In cases where the image data is more complex, it is often necessary to manually review the image data before software systems can be used. For example, image data of dies that have been formed on a silicon wafer may be inspected by software systems. Nevertheless, areas of the die may have to be manually selected that cannot be analyzed by the software systems, such as areas that contain image data that will cause the software systems to register a false indication of a problem. In other circumstances, it is easier to select areas that are to be inspected, rather than areas that are to be excluded from inspection.
Therefore, although analysis of image data by software systems is useful, manual selection of image data may still be required. One area in which such manual selection is required is the selection of certain repetitive features, such as bond pads of a silicon wafer die. Because the image data of border areas surrounding bond pads can vary significantly, analysis of the image data by a software system to locate bond pads can result in an unacceptable number of false positives. As a result, it is necessary to manually identify each bond pad on a reference die before a software system can be used to analyze the bond pad image data to determine whether damage or other unacceptable conditions exist.
In accordance with the present invention, a system and method for locating features in image data are provided that overcome known problems with locating features.
In particular, a system and method for a locating features in image data are provided that allow discrete portions of image data to be used to search for the features such that the number of instances in which a feature is improperly identified is minimized.
In accordance with an exemplary embodiment of the present invention, a system for analyzing image data is presented. The system includes a first component system. The first component system compares first component data, which can be pixel data of a first user-selected component of the feature, to first test image data, which can be selected by scanning image data of a device, such as a die cut from a silicon wafer. The system also includes second component system that is connected to the first component system, such as through data memory locations of a processor. The second component system compares second component data to second test image data if the first component system finds a match between the first component data and the first test image data. The second test image data is selected based upon the first test image data, such as by using a known coordinate relationship between pixels of the first component data and the second component data.

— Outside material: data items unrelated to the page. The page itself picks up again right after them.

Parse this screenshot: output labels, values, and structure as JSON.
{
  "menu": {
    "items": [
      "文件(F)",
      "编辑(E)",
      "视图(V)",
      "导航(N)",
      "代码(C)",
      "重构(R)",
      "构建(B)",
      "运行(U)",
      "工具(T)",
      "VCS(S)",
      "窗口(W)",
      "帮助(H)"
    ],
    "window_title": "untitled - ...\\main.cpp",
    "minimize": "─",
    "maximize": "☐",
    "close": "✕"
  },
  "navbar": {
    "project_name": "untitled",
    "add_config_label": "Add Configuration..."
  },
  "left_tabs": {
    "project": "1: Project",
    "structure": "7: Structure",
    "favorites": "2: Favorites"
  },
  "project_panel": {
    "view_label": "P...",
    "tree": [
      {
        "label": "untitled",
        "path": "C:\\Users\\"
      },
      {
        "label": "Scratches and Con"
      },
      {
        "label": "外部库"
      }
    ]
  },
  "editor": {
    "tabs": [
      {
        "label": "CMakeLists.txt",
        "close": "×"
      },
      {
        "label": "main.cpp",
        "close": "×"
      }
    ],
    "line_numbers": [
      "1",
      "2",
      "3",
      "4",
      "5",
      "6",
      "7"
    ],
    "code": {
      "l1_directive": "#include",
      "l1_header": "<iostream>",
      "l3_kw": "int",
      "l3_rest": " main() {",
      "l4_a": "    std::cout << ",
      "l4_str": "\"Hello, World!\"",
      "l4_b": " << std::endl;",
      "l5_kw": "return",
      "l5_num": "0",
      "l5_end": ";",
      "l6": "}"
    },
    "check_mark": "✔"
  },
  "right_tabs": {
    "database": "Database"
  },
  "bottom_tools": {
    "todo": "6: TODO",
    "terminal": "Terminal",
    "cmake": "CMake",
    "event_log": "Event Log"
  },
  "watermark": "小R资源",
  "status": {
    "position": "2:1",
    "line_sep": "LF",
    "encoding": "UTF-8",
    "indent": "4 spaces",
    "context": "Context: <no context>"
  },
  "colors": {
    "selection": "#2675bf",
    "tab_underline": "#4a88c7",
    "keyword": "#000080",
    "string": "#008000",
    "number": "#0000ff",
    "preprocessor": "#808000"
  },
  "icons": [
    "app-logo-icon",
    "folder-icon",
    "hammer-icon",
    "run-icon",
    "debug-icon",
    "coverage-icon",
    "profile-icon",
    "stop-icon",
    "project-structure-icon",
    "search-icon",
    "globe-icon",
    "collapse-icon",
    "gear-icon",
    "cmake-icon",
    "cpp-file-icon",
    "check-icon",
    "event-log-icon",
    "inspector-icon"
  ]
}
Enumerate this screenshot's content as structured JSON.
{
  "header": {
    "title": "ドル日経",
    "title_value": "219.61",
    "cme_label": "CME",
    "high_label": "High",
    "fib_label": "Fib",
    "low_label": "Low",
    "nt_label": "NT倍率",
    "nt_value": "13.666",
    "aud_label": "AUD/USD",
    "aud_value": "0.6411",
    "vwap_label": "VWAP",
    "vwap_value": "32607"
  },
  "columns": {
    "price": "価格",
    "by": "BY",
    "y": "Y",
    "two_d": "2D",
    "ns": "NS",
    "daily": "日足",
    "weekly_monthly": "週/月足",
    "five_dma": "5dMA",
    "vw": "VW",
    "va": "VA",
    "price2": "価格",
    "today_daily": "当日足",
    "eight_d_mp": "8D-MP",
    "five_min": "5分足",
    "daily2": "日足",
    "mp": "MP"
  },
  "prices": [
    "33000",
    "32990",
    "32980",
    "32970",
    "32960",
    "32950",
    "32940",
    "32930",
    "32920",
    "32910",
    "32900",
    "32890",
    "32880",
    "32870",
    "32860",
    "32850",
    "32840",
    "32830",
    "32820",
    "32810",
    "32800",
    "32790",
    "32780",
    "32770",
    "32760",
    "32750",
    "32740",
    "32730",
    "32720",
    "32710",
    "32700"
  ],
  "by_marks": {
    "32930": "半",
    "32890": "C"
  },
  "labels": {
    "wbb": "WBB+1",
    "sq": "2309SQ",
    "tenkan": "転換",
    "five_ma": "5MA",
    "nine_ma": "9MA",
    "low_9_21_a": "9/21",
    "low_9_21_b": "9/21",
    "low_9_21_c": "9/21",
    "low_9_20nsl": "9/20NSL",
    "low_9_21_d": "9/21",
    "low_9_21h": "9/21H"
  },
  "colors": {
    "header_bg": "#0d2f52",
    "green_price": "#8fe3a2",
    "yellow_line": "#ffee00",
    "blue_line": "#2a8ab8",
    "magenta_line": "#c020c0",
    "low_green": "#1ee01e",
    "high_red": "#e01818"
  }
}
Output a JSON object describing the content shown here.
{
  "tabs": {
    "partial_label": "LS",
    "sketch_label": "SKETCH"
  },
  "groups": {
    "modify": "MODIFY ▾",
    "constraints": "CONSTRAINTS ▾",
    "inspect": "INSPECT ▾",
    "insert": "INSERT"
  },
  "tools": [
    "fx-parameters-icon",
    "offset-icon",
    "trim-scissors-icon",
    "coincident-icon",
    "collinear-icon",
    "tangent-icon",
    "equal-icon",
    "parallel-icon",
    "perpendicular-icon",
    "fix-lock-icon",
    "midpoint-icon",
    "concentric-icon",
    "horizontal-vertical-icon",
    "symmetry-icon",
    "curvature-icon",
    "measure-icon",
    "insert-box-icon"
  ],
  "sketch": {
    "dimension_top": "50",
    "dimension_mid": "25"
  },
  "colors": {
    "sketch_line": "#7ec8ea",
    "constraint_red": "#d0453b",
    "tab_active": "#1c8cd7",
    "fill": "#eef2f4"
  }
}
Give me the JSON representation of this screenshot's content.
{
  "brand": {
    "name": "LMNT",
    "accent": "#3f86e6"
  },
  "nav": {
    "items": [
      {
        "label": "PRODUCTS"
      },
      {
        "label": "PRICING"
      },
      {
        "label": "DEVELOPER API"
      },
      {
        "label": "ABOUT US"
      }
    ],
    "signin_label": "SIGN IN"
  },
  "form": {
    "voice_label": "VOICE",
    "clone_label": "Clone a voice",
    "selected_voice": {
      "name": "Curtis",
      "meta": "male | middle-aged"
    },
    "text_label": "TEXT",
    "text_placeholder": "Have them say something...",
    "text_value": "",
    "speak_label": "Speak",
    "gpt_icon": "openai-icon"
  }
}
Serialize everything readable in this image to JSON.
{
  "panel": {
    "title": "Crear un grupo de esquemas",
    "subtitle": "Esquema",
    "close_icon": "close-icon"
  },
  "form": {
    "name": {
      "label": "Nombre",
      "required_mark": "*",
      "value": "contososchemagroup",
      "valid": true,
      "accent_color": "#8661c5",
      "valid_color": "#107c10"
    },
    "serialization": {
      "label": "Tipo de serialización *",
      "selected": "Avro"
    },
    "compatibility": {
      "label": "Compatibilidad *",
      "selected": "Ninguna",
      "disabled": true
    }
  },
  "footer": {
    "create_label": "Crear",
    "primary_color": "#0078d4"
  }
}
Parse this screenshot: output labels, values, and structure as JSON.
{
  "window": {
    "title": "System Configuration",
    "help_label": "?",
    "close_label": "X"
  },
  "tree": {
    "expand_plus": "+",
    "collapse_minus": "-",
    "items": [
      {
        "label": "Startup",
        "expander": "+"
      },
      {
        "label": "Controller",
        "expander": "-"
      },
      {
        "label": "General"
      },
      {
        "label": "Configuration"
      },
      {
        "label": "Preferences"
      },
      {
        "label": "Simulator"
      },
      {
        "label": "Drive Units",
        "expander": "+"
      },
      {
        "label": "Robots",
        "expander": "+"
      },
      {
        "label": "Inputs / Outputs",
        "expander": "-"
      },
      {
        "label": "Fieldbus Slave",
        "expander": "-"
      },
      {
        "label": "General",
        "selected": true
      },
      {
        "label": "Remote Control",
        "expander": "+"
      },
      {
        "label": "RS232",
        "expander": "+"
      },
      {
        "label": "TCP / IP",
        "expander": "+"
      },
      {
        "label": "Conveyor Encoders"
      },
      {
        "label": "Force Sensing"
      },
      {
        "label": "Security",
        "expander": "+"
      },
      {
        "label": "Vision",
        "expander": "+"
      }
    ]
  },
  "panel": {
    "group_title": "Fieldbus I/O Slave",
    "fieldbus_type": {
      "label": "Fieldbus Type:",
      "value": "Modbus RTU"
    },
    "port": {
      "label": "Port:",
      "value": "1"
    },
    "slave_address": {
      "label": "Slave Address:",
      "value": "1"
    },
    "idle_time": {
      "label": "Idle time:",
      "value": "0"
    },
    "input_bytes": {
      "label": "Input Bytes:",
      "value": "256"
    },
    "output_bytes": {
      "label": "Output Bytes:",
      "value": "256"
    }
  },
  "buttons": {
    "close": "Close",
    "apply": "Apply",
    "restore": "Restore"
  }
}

The present invention provides many important technical advantages. One important technical advantage of the present invention is a feature location system and method that do not generate incorrect results because of non-uniform image data that may lie in the border of the feature. Such non-uniform image data may be included in a test image that is used to identify the feature, and can result in incorrect results. The present invention allows components of features to be selected from areas that have minimal non-uniform image data, thus minimizing the number of incorrect results.